Z Wikiźródeł, wolnej biblioteki
Ta strona została przepisana.

— Nie kochasz mnie już więcej, ojcze?
— Właśnie, dlatego, że cię kocham, nie chcę cię więcej krępować. Nie będę dłużej chorobliwym egoistą.
Aniela podziękowała ojcu spojrzeniem i odpowiedziała:
— Mówisz to szczerze, ojcze? Wszak nikt tak jak ty nie zdoła tego pojąć, jak przykro jest znajdować się stale pod czyjąś kontrolą.
— Masz na myśli więzienie, dziecko? Słusznie, nie miałem prawa z tobą tak postępować.
— Nie oskarżam ciebie, ojcze. Rozumiem cię w zupełności.
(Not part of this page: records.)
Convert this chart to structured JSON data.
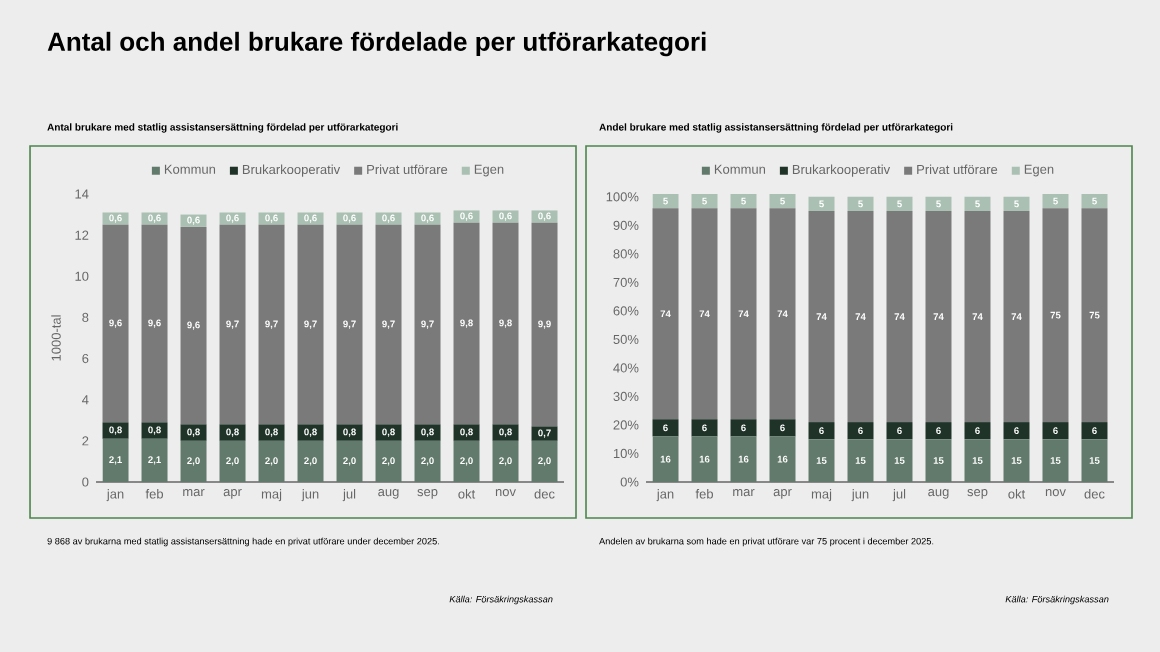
{
  "chart_data": [
    {
      "type": "bar",
      "stacked": true,
      "title": "Antal och andel brukare fördelade per utförarkategori",
      "subtitle": "Antal brukare med statlig assistansersättning fördelad per utförarkategori",
      "ylabel": "1000-tal",
      "legend": "top",
      "grid": false,
      "categories": [
        "jan",
        "feb",
        "mar",
        "apr",
        "maj",
        "jun",
        "jul",
        "aug",
        "sep",
        "okt",
        "nov",
        "dec"
      ],
      "ylim": [
        0,
        14
      ],
      "yticks": [
        0,
        2,
        4,
        6,
        8,
        10,
        12,
        14
      ],
      "series": [
        {
          "name": "Kommun",
          "color": "#627a6b",
          "values": [
            2.1,
            2.1,
            2.0,
            2.0,
            2.0,
            2.0,
            2.0,
            2.0,
            2.0,
            2.0,
            2.0,
            2.0
          ],
          "value_labels": [
            "2,1",
            "2,1",
            "2,0",
            "2,0",
            "2,0",
            "2,0",
            "2,0",
            "2,0",
            "2,0",
            "2,0",
            "2,0",
            "2,0"
          ]
        },
        {
          "name": "Brukarkooperativ",
          "color": "#1f3329",
          "values": [
            0.8,
            0.8,
            0.8,
            0.8,
            0.8,
            0.8,
            0.8,
            0.8,
            0.8,
            0.8,
            0.8,
            0.7
          ],
          "value_labels": [
            "0,8",
            "0,8",
            "0,8",
            "0,8",
            "0,8",
            "0,8",
            "0,8",
            "0,8",
            "0,8",
            "0,8",
            "0,8",
            "0,7"
          ]
        },
        {
          "name": "Privat utförare",
          "color": "#7a7a7a",
          "values": [
            9.6,
            9.6,
            9.6,
            9.7,
            9.7,
            9.7,
            9.7,
            9.7,
            9.7,
            9.8,
            9.8,
            9.9
          ],
          "value_labels": [
            "9,6",
            "9,6",
            "9,6",
            "9,7",
            "9,7",
            "9,7",
            "9,7",
            "9,7",
            "9,7",
            "9,8",
            "9,8",
            "9,9"
          ]
        },
        {
          "name": "Egen",
          "color": "#a9c0b2",
          "values": [
            0.6,
            0.6,
            0.6,
            0.6,
            0.6,
            0.6,
            0.6,
            0.6,
            0.6,
            0.6,
            0.6,
            0.6
          ],
          "value_labels": [
            "0,6",
            "0,6",
            "0,6",
            "0,6",
            "0,6",
            "0,6",
            "0,6",
            "0,6",
            "0,6",
            "0,6",
            "0,6",
            "0,6"
          ]
        }
      ],
      "annotations": [
        "9 868 av brukarna med statlig assistansersättning hade en privat utförare under december 2025.",
        "Källa: Försäkringskassan"
      ]
    },
    {
      "type": "bar",
      "stacked": true,
      "subtitle": "Andel brukare med statlig assistansersättning fördelad per utförarkategori",
      "legend": "top",
      "grid": false,
      "categories": [
        "jan",
        "feb",
        "mar",
        "apr",
        "maj",
        "jun",
        "jul",
        "aug",
        "sep",
        "okt",
        "nov",
        "dec"
      ],
      "ylim": [
        0,
        101
      ],
      "yticks": [
        {
          "value": 0,
          "label": "0%"
        },
        {
          "value": 10,
          "label": "10%"
        },
        {
          "value": 20,
          "label": "20%"
        },
        {
          "value": 30,
          "label": "30%"
        },
        {
          "value": 40,
          "label": "40%"
        },
        {
          "value": 50,
          "label": "50%"
        },
        {
          "value": 60,
          "label": "60%"
        },
        {
          "value": 70,
          "label": "70%"
        },
        {
          "value": 80,
          "label": "80%"
        },
        {
          "value": 90,
          "label": "90%"
        },
        {
          "value": 100,
          "label": "100%"
        }
      ],
      "series": [
        {
          "name": "Kommun",
          "color": "#627a6b",
          "values": [
            16,
            16,
            16,
            16,
            15,
            15,
            15,
            15,
            15,
            15,
            15,
            15
          ],
          "value_labels": [
            "16",
            "16",
            "16",
            "16",
            "15",
            "15",
            "15",
            "15",
            "15",
            "15",
            "15",
            "15"
          ]
        },
        {
          "name": "Brukarkooperativ",
          "color": "#1f3329",
          "values": [
            6,
            6,
            6,
            6,
            6,
            6,
            6,
            6,
            6,
            6,
            6,
            6
          ],
          "value_labels": [
            "6",
            "6",
            "6",
            "6",
            "6",
            "6",
            "6",
            "6",
            "6",
            "6",
            "6",
            "6"
          ]
        },
        {
          "name": "Privat utförare",
          "color": "#7a7a7a",
          "values": [
            74,
            74,
            74,
            74,
            74,
            74,
            74,
            74,
            74,
            74,
            75,
            75
          ],
          "value_labels": [
            "74",
            "74",
            "74",
            "74",
            "74",
            "74",
            "74",
            "74",
            "74",
            "74",
            "75",
            "75"
          ]
        },
        {
          "name": "Egen",
          "color": "#a9c0b2",
          "values": [
            5,
            5,
            5,
            5,
            5,
            5,
            5,
            5,
            5,
            5,
            5,
            5
          ],
          "value_labels": [
            "5",
            "5",
            "5",
            "5",
            "5",
            "5",
            "5",
            "5",
            "5",
            "5",
            "5",
            "5"
          ]
        }
      ],
      "annotations": [
        "Andelen av brukarna som hade en privat utförare var 75 procent i december 2025.",
        "Källa: Försäkringskassan"
      ]
    }
  ]
}
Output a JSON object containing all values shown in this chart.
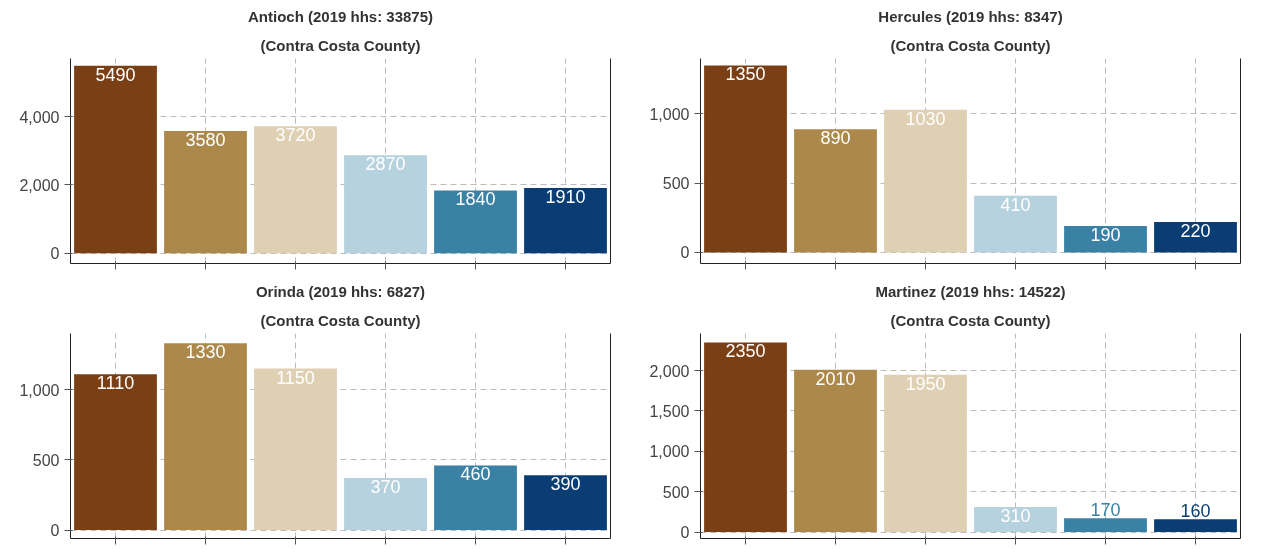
{
  "chart_data": [
    {
      "type": "bar",
      "title": "Antioch (2019 hhs: 33875)",
      "subtitle": "(Contra Costa County)",
      "categories": [
        null,
        null,
        null,
        null,
        null,
        null
      ],
      "values": [
        5490,
        3580,
        3720,
        2870,
        1840,
        1910
      ],
      "colors": [
        "#7b3f16",
        "#ac894a",
        "#dfd0b3",
        "#b5d2de",
        "#3a81a6",
        "#0a3d74"
      ],
      "ylim": [
        -300,
        5700
      ],
      "yticks": [
        {
          "value": 0,
          "label": "0"
        },
        {
          "value": 2000,
          "label": "2,000"
        },
        {
          "value": 4000,
          "label": "4,000"
        }
      ],
      "grid": true,
      "data_labels": true
    },
    {
      "type": "bar",
      "title": "Hercules (2019 hhs: 8347)",
      "subtitle": "(Contra Costa County)",
      "categories": [
        null,
        null,
        null,
        null,
        null,
        null
      ],
      "values": [
        1350,
        890,
        1030,
        410,
        190,
        220
      ],
      "colors": [
        "#7b3f16",
        "#ac894a",
        "#dfd0b3",
        "#b5d2de",
        "#3a81a6",
        "#0a3d74"
      ],
      "ylim": [
        -80,
        1400
      ],
      "yticks": [
        {
          "value": 0,
          "label": "0"
        },
        {
          "value": 500,
          "label": "500"
        },
        {
          "value": 1000,
          "label": "1,000"
        }
      ],
      "grid": true,
      "data_labels": true
    },
    {
      "type": "bar",
      "title": "Orinda (2019 hhs: 6827)",
      "subtitle": "(Contra Costa County)",
      "categories": [
        null,
        null,
        null,
        null,
        null,
        null
      ],
      "values": [
        1110,
        1330,
        1150,
        370,
        460,
        390
      ],
      "colors": [
        "#7b3f16",
        "#ac894a",
        "#dfd0b3",
        "#b5d2de",
        "#3a81a6",
        "#0a3d74"
      ],
      "ylim": [
        -60,
        1400
      ],
      "yticks": [
        {
          "value": 0,
          "label": "0"
        },
        {
          "value": 500,
          "label": "500"
        },
        {
          "value": 1000,
          "label": "1,000"
        }
      ],
      "grid": true,
      "data_labels": true
    },
    {
      "type": "bar",
      "title": "Martinez (2019 hhs: 14522)",
      "subtitle": "(Contra Costa County)",
      "categories": [
        null,
        null,
        null,
        null,
        null,
        null
      ],
      "values": [
        2350,
        2010,
        1950,
        310,
        170,
        160
      ],
      "colors": [
        "#7b3f16",
        "#ac894a",
        "#dfd0b3",
        "#b5d2de",
        "#3a81a6",
        "#0a3d74"
      ],
      "ylim": [
        -80,
        2460
      ],
      "yticks": [
        {
          "value": 0,
          "label": "0"
        },
        {
          "value": 500,
          "label": "500"
        },
        {
          "value": 1000,
          "label": "1,000"
        },
        {
          "value": 1500,
          "label": "1,500"
        },
        {
          "value": 2000,
          "label": "2,000"
        }
      ],
      "grid": true,
      "data_labels": true
    }
  ]
}
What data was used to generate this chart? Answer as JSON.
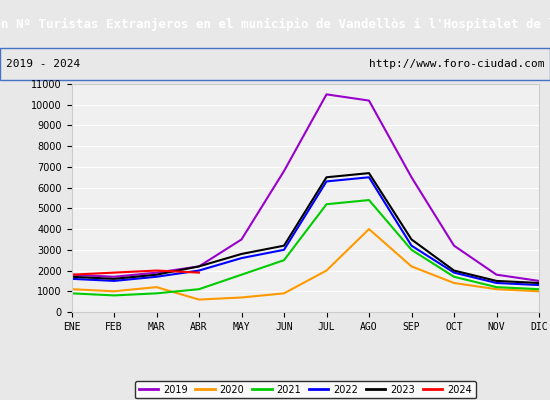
{
  "title": "Evolucion Nº Turistas Extranjeros en el municipio de Vandellòs i l'Hospitalet de l'Infant",
  "subtitle_left": "2019 - 2024",
  "subtitle_right": "http://www.foro-ciudad.com",
  "title_bg": "#4472c4",
  "subtitle_bg": "#ffffff",
  "plot_bg": "#f0f0f0",
  "months": [
    "ENE",
    "FEB",
    "MAR",
    "ABR",
    "MAY",
    "JUN",
    "JUL",
    "AGO",
    "SEP",
    "OCT",
    "NOV",
    "DIC"
  ],
  "series": {
    "2024": {
      "color": "#ff0000",
      "data": [
        1800,
        1900,
        2000,
        1900,
        null,
        null,
        null,
        null,
        null,
        null,
        null,
        null
      ]
    },
    "2023": {
      "color": "#000000",
      "data": [
        1700,
        1600,
        1800,
        2200,
        2800,
        3200,
        6500,
        6700,
        3500,
        2000,
        1500,
        1400
      ]
    },
    "2022": {
      "color": "#0000ff",
      "data": [
        1600,
        1500,
        1700,
        2000,
        2600,
        3000,
        6300,
        6500,
        3200,
        1900,
        1400,
        1300
      ]
    },
    "2021": {
      "color": "#00cc00",
      "data": [
        900,
        800,
        900,
        1100,
        1800,
        2500,
        5200,
        5400,
        3000,
        1700,
        1200,
        1100
      ]
    },
    "2020": {
      "color": "#ff9900",
      "data": [
        1100,
        1000,
        1200,
        600,
        700,
        900,
        2000,
        4000,
        2200,
        1400,
        1100,
        1000
      ]
    },
    "2019": {
      "color": "#9900cc",
      "data": [
        1800,
        1700,
        1900,
        2200,
        3500,
        6800,
        10500,
        10200,
        6500,
        3200,
        1800,
        1500
      ]
    }
  },
  "ylim": [
    0,
    11000
  ],
  "yticks": [
    0,
    1000,
    2000,
    3000,
    4000,
    5000,
    6000,
    7000,
    8000,
    9000,
    10000,
    11000
  ],
  "figsize": [
    5.5,
    4.0
  ],
  "dpi": 100
}
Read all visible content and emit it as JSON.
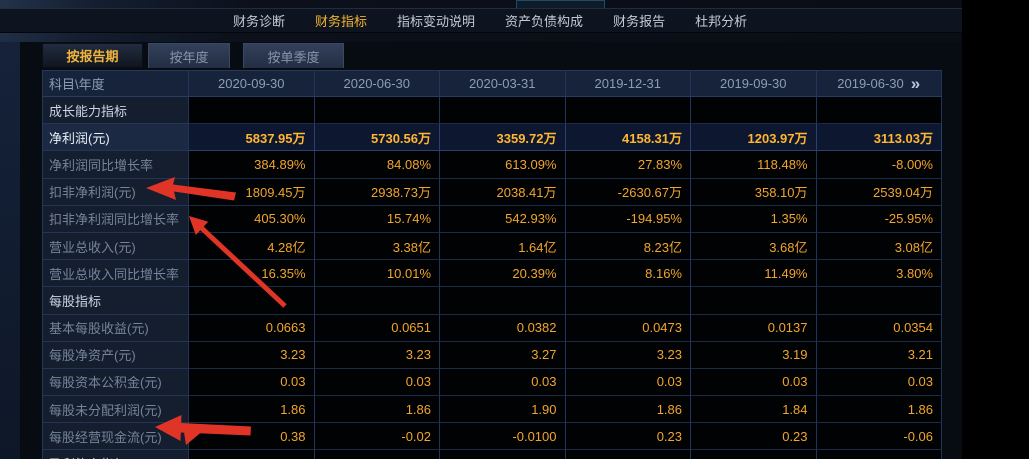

— A ja mam nadzieję, że postarasz się mnie przekonać, iż moja kontrola była istotnie zbyteczną. Liczę na twoją inteligencję i twój charakter, że wskażą ci należytą drogę, by nam obojgu nie wypadło żałować.
Aniela posmutniała i utkwiła w ojcu błagalne spojrzenie.
Lipa odezwał się:
— Czy ciągle jeszcze myślisz o nim?
Aniela nie odpowiedziała, tylko ręką wskazała na okolicę serca.
Lipa ujął dłoń córki i uścisnął ją serdecznie. Przez dłuższą chwilę spacerowali, nie odzywając się do siebie słówkiem.
— Ojcze! — zatrzymała się Aniela.
— Czego chcesz, Anielciu?
— Chcę wrócić do Warszawy, do Janka — wyrzuciła z siebie jednym tchem.
Lipa roześmiał się głośno.
— Powiedziałem, że zwracam ci samodzielność i nie zmienię swego słowa.
— Pozwalasz mi odjechać? — rzuciła się Aniela ojcu na szyję, pokrywając jego czoło pocałunakmi.